Hay que tener en consideración que yo soy el personaje no de la función; normalmente me encargo de negar las propuestas que escucho llegar hasta mi alcance auditivo. Soy el típico que suelta no sé para que queremos esto, no me gusta, es muy caro, ya tenemos uno y frases por el estilo, sufriendo con desgana el momento de la compra y mostrando mi peor cara ante el exasperante ritual de los probadores. Lo contrario que Dixie que es más positiva y compraría mil cosas, tomando el acto como un divertimento ilimitado. Le encanta salir a ver vidrieras y tocar el género. Eso y actuar en público sentada en un taburete giratorio sobre un escenario iluminado es el mayor placer que pueda desear.

Eso pasó en el Templo de los Muebles y los Objetos. Ella super del amor con todo lo que abarcaba, enamorada de una lámpara extraña como la cabeza de medusa y yo negandole como Judas en la última cena. Y una cosa llevó a la otra y la otra a la otra y así hasta el tope final. Para colmar el vaso, yo me canso hasta la extenuación con estos recorridos comerciales y termino medio muerto arrastrándome derrotado y sin apenas fuerza, agotado. Lo paso fatal y el ánimo todavía se me quiebra más. Entonces sale el tonto que tengo escondido para las grandes ocasiones y focaliza la función. Es la estrella de la función. Don Capulletto.

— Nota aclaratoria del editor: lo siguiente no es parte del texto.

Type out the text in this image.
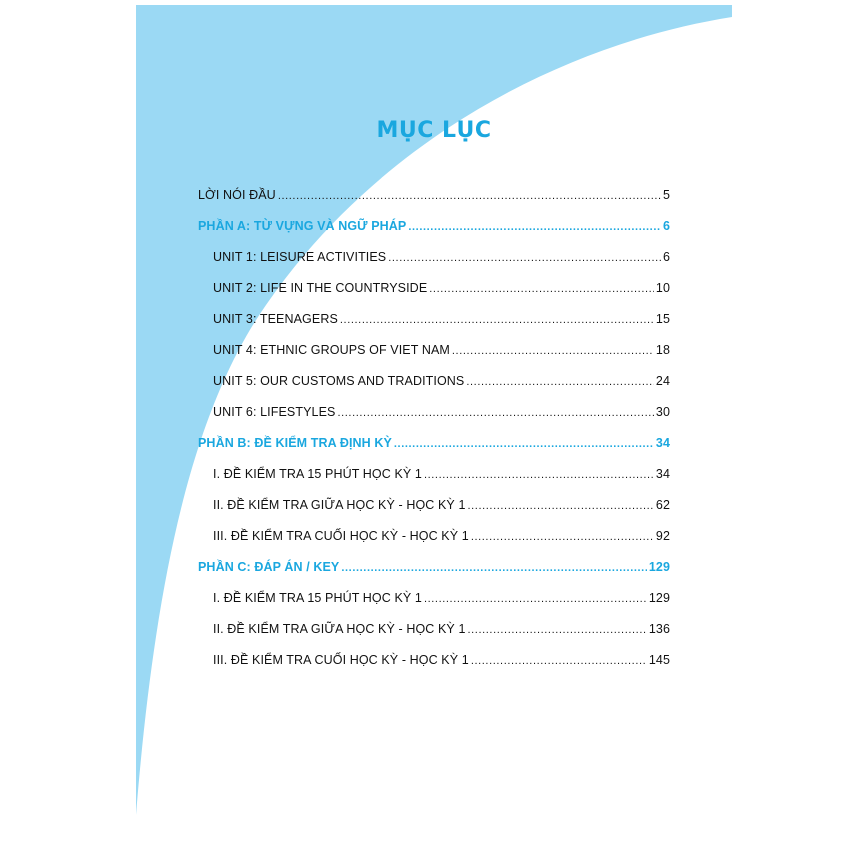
MỤC LỤC
LỜI NÓI ĐẦU .....	5
PHẦN A: TỪ VỰNG VÀ NGỮ PHÁP .....	6
UNIT 1: LEISURE ACTIVITIES .....	6
UNIT 2: LIFE IN THE COUNTRYSIDE .....	10
UNIT 3: TEENAGERS .....	15
UNIT 4: ETHNIC GROUPS OF VIET NAM .....	18
UNIT 5: OUR CUSTOMS AND TRADITIONS .....	24
UNIT 6: LIFESTYLES .....	30
PHẦN B: ĐỀ KIỂM TRA ĐỊNH KỲ .....	34
I. ĐỀ KIỂM TRA 15 PHÚT HỌC KỲ 1 .....	34
II. ĐỀ KIỂM TRA GIỮA HỌC KỲ - HỌC KỲ 1 .....	62
III. ĐỀ KIỂM TRA CUỐI HỌC KỲ - HỌC KỲ 1 .....	92
PHẦN C: ĐÁP ÁN / KEY .....	129
I. ĐỀ KIỂM TRA 15 PHÚT HỌC KỲ 1 .....	129
II. ĐỀ KIỂM TRA GIỮA HỌC KỲ - HỌC KỲ 1 .....	136
III. ĐỀ KIỂM TRA CUỐI HỌC KỲ - HỌC KỲ 1 .....	145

Pero cuando volvemos a la realidad de las cosas y las malas vibraciones se neutralizan como los rayos en una tormenta cayendo sobre el mar, todo vuelve a su cauce y retoma su estado básico. Dos besos, un abrazo cálido y podemos dormir con el espíritu pacífico desbrabado tras la batalla incruenta. Ahora horas después nos reimos de la situación pasada y jugamos a ver quién ha perdonado a quién por la travesura. Y es que siempre llevo las de perder. Será por algo. Digo yo.

2 comentarios:

Anónimo dijo...

jjajajjaaa!! creo que es la primera vez que leo que os habéis enfurruñado! haleee, pelillos a la mar!! jajajjaja

lo del ikea me recuerda a una cosa que siempre dice mi padre, cuando algún dependiente de cualquier tienda de muebles "normal" -muuuuuucho más caras que ikea, of course- ha intentado vendernos algo carete diciendo que es que durará toda la vida. Mi padre siempre dice:

- Si es que "la chiquilla" no quiere que le dure toda la vida. Lo que quiere es que en cuatro años se le rompa para poder cambiarlo y volver a estrenar...

Y es verdad. ¿Quién quiere mesas de comedor por 1.200 euros pudiendo tenerlas por 45, 100 o 300 euros? Yo desde luego no.

Muerte a los comedores de 6.000 euros!!! jajajajja

besos de la patri

Anónimo dijo...

CUIDADO¡¡¡¡¡¡¡¡¡¡¡¡¡
lA LEUKOFOBIA PROVOCA DESÓRDENES AFECTIVOS.